Wildness was here, too, a short mile south of the town in which I lived. It was set about by roads and buildings, much of its was menaced, and some of it was dying. But at that moment the land seemed to ring with a wild light.
May 10, 2010
Thanks to Sarah Elsegood for letting me know that the Roger Deakin Archive has been donated to the University of East Anglia and is fully processed. A finding aid to all “23 linear metres” can be downloaded.
Roger Deakin’s Archive has been given to University of East Anglia Library in Norwich, by his son Rufus Deakin. Robert Macfarlane was nominated by Roger Deakin as his Literary Executor. The Deakin Archive has been fully listed and includes some material relating to Sebald. It also contains over 130 notebooks which were the source material for ‘Waterlog’ and his posthumously published book ‘Wildwood’ as well as ‘Notes from Walnut Tree Farm’ which was edited by Terence Blacker and Alison Hastie.

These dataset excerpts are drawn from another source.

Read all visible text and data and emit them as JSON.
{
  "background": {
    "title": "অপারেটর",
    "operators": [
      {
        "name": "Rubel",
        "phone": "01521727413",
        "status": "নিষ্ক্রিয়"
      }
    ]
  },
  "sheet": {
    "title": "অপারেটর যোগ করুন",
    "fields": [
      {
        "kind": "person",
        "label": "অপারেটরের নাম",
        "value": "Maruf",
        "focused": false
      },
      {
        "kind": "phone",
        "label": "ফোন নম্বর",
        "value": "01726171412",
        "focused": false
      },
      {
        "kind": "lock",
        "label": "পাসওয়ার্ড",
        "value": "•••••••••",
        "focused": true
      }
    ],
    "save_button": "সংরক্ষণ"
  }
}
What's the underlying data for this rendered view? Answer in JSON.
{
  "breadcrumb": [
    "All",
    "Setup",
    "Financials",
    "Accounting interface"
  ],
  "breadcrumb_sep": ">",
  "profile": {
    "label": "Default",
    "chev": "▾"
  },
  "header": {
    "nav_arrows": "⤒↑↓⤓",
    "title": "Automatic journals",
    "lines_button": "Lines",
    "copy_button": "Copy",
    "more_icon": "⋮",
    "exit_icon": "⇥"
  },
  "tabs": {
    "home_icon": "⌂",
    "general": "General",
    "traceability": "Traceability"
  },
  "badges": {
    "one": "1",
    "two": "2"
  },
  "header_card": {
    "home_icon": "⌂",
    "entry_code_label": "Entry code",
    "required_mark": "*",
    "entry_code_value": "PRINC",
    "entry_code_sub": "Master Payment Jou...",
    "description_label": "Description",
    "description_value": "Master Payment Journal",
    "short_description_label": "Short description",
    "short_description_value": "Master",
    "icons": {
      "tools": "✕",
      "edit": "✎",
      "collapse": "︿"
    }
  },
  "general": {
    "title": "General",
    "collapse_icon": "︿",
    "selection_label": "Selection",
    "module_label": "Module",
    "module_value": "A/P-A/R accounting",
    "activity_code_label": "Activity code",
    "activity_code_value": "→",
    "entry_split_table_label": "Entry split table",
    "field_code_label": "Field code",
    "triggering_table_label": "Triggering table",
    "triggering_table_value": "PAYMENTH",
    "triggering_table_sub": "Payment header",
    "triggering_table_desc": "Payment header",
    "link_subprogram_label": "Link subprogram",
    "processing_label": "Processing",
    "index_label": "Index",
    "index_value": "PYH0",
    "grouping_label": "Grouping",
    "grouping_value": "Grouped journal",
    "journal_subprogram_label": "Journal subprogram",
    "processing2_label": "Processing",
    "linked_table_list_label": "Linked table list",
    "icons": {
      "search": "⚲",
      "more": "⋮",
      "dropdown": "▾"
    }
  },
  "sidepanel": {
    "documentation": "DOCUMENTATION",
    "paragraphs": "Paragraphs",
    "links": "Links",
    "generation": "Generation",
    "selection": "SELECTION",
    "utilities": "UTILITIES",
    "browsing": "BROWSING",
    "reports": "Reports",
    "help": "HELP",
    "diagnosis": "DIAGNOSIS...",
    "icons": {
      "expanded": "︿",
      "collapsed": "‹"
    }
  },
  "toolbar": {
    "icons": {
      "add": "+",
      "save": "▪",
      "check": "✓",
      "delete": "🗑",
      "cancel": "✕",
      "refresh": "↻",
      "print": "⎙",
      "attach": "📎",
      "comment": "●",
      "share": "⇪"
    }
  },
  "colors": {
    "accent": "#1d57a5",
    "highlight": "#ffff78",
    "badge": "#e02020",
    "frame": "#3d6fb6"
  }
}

Of particular interest to me was the description of this folder: RD/LIT/6/9 “W.G. Sebald, 2001-2003. Contains RD’s thoughts on the author W.G. Sebald, book reviews and obituaries.” Deakin’s book Waterlogged: A Swimmer’s Journey through Britain provided the title for the 2007 exhibition Waterlog, which I have written about extensively.)
Photograph of Roger Deakin’s shed at his Walnut Tree Farm by Justin Partyka from Shedworking
August 27, 2007
Tim Adams, writing for the Guardian Unlimited, recently did a profile of Robert Macfarlane, whose new book, The Wild Places, is about to be released in England September 3 by Granta Books. The Wild Places sounds very much like a book in the vein of W.G. Sebald’s The Rings of Saturn, and indeed, as Hill reports, Macfarlane’s next book will be about Sebald.
For his next book Macfarlane is retracing the walking tours of the late WG Sebald, the melancholic German genius, who washed up not far from here in East Anglia. He frets a little – an unusual anxiety for a writer – that he is not depressed enough to catch Sebald’s mood. ‘I’m too young and cheery, that’s the trouble,’ he says, laughing.
There is quite a bit of new nature writing in Great Britain that is somewhat akin to Sebald’s writing and which doesn’t get much play in the U.S. In addition to Macfarlane, other names that I run across with increasing frequency include: Roger Deakin (who died last year), Mark Crocker, and Richard Mabey, none of whom I have read yet. (I think Deakin’s book Waterlogged: A Swimmer’s Journey through Britain provided the title for the exhibition Waterlog, which I wrote about earlier.)
‘Something very interesting is happening in East Anglia at the moment,’ Macfarlane suggests. ‘This resurgence in nature writing seems to be centred here somehow. And this summer is the sort of mast year for it.’ Mabey, a friend, has suggested to him the reason for this. ‘East Anglia was the most devastated region by agribusiness and it follows that the reaction should begin here.’